Нога попала во что-то мягкое, и из-под нее послышался стон. Какой-то несчастный лежал на животе, лицом вниз. Одна рука у него была сломана и наружу торчала голая кость. Ноги человека были завалены под грудой камней. Похоже, что я невольно наступил на него, чем вызвал стон умирающего. Я посветил ему на голову. Он больше не стонал, но по плотно сжатым губам я заметил, что он все еще в сознании. Луч осветил массивную крепь, придавившую всю груду камней, под которой он находился. В одиночку, какой бы силой я не обладал, сдвинуть ее в сторону я бы не смог. Он это сразу понял, потому что с его губ сорвался еще один стон. Может быть, он хотел что-то сказать, но сил для этого уже не имел…

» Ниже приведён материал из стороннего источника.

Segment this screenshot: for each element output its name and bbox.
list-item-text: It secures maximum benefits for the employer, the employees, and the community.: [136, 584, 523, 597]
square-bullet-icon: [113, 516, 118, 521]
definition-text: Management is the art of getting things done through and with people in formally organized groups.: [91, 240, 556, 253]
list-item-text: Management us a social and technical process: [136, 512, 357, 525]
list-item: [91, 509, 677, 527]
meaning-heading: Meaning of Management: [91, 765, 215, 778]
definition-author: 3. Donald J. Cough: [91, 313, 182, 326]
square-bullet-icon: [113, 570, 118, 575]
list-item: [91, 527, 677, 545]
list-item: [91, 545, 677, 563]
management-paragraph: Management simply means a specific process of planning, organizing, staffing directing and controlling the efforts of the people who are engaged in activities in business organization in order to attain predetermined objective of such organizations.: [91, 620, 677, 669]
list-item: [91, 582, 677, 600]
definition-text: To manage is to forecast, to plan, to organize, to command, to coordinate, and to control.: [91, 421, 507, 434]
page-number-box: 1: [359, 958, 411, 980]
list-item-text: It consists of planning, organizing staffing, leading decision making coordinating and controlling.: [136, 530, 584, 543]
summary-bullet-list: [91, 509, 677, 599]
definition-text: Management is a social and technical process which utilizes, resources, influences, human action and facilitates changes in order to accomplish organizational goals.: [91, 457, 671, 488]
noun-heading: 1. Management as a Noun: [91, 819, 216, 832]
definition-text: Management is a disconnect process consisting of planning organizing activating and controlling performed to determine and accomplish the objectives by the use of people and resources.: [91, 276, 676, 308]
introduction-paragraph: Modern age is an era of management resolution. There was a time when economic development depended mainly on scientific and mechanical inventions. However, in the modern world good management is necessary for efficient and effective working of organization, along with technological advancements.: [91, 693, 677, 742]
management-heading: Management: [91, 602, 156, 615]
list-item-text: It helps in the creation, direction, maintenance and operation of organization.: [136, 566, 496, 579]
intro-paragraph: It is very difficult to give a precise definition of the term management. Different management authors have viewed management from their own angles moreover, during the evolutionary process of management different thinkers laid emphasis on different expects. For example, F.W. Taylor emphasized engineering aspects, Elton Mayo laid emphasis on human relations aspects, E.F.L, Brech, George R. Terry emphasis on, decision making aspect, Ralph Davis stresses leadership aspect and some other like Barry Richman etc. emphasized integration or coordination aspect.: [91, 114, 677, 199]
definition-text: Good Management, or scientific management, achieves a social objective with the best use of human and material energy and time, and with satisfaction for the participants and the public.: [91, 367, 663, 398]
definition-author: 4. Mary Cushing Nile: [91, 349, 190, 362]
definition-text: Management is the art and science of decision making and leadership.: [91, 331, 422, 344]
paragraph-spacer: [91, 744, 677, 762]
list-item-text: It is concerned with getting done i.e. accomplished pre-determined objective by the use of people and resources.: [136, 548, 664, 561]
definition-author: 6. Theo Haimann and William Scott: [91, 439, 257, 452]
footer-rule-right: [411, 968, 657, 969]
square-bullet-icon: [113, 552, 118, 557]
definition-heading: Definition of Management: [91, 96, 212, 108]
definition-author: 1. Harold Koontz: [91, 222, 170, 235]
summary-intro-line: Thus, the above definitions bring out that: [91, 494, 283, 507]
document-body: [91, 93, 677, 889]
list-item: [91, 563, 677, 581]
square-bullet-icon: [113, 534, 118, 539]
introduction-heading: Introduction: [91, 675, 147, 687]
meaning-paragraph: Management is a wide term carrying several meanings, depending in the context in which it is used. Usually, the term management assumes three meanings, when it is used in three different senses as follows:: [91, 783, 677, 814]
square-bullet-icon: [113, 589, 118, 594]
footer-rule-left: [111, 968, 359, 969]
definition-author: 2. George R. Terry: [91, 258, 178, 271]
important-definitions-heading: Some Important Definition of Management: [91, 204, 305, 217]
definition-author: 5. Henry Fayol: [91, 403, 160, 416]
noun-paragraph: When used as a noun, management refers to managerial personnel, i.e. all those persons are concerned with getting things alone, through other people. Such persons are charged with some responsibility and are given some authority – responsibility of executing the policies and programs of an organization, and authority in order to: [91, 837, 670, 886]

Оглядевшись вокруг – насколько хватало этого скудного света начавшего тускнеть фонаря – я увидел, что ко мне со всех сторон тянутся руки. В начале я отшатнулся, подумав, что сейчас они все вцепятся в меня и уже не отпустят, но потом опомнился. Большинство уже давно были мертвы, а если кто еще и дышал – не мог ни видеть, ни понимать, уже ничего. Все они были безнадежны – я не мог вытащить ни одного. Изувеченные тела, переломанные конечности, раздробленные головы – даже этого света хватало, чтобы увидеть, что довелось им испытать в последние минуты. У кого-то глаза вздрогнули и открылись – они молили о помощи, или, хотя бы о том, чтобы я прекратил муки их владельца. Но тогда я еще не смог бы убить человека… Даже для того, чтобы избавить его от невыносимых страданий. Глаза это поняли – говорить он уже не мог, так как все лицо человека было буквально раскрошено и залито кровью – и медленно закрылись. Стиснув зубы, я стал молча выбираться отсюда – к своей, все еще такой далекой цели. К горлу подступал непрошеный ком – я не мог не сочувствовать им, вынужденным ждать своего конца, вдали от родных, и в полном неведении того, что с ними случилось. Но я и сам был недалеко от того, чтобы оказаться в том же положении. Пару раз нога срывалась в дыры, и я едва успевал застыть на месте, чтобы не сломать ее в самый неподходящий для этого момент. Стронутая неосторожным движением, стальная балка накренилась и проскользнула мимо головы – я чудом успел наклониться, она с грохотом ударила в стену, вызвав новую серию обвалов. Я уже не различал – по чему я иду. Снова, какое-то отупение овладело мною – как защитная пленка, сквозь которую уже ничто не могло проникнуть. Но судьбе было мало того, что я уже видел – и она преподнесла мне на прощание такой эпизод, забыть который стало невозможно…
Проползая где-то, мне показалось, что я заблудился – а это вполне было возможно среди такого нагромождения. Я метнулся в одну сторону, другую – и рука, искавшая опоры, уперлась в чье-то тело. От неожиданности я отдернул ее назад, а потом, придвинувшись поближе, направил луч фонаря перед собой.
Это была девочка, примерно десяти лет. Она лежала на спине, с закрытыми глазами. Осветив ее полностью, я понял, что она тоже навсегда останется здесь – её живот был полностью разво- рочен металлическим штырем, а ступни на одной ноге вообще не было – ее оторвало. Обе руки она сложила на животе – боль, какую она испытывала, должна была быть, невыносимой… Я коснулся ее потемневшего лица – жалость к ней на минуту заставила меня позабыть, что нужно спешить, чтобы не оказаться лежащим рядом и том же положении. Машинально я смахнул пыль с ее губ – и она раскрыла их, отчего я задрожал всем телом…
– Папа…
Я остолбенел. Она так и не открыла глаза – а если бы смогла, я бы, наверное, закричал…
– Ты… Здесь?
– Да! Да! Я здесь! – Я вдруг понял, что не должен ее сейчас разочаровывать – в миг ее последней надежды. На измученном лице появилось жалкое подобие улыбки…
– Ты… Со мной?
– Да! Я с тобой! Я вытащу тебя, и все будет хорошо! Только потерпи еще немного!
– Да. Я потерплю…
У нее шевельнулись пальцы, и я взял их в свою ладонь. Они полностью утонули в ней, такие маленькие и холодные… Через секунду она умерла. Не было ни последнего вздоха, ни слова. Она даже не дернулась. Это было так, словно вдруг разом остановились часы. Шли, шли, и сразу, без предупреждения… и все.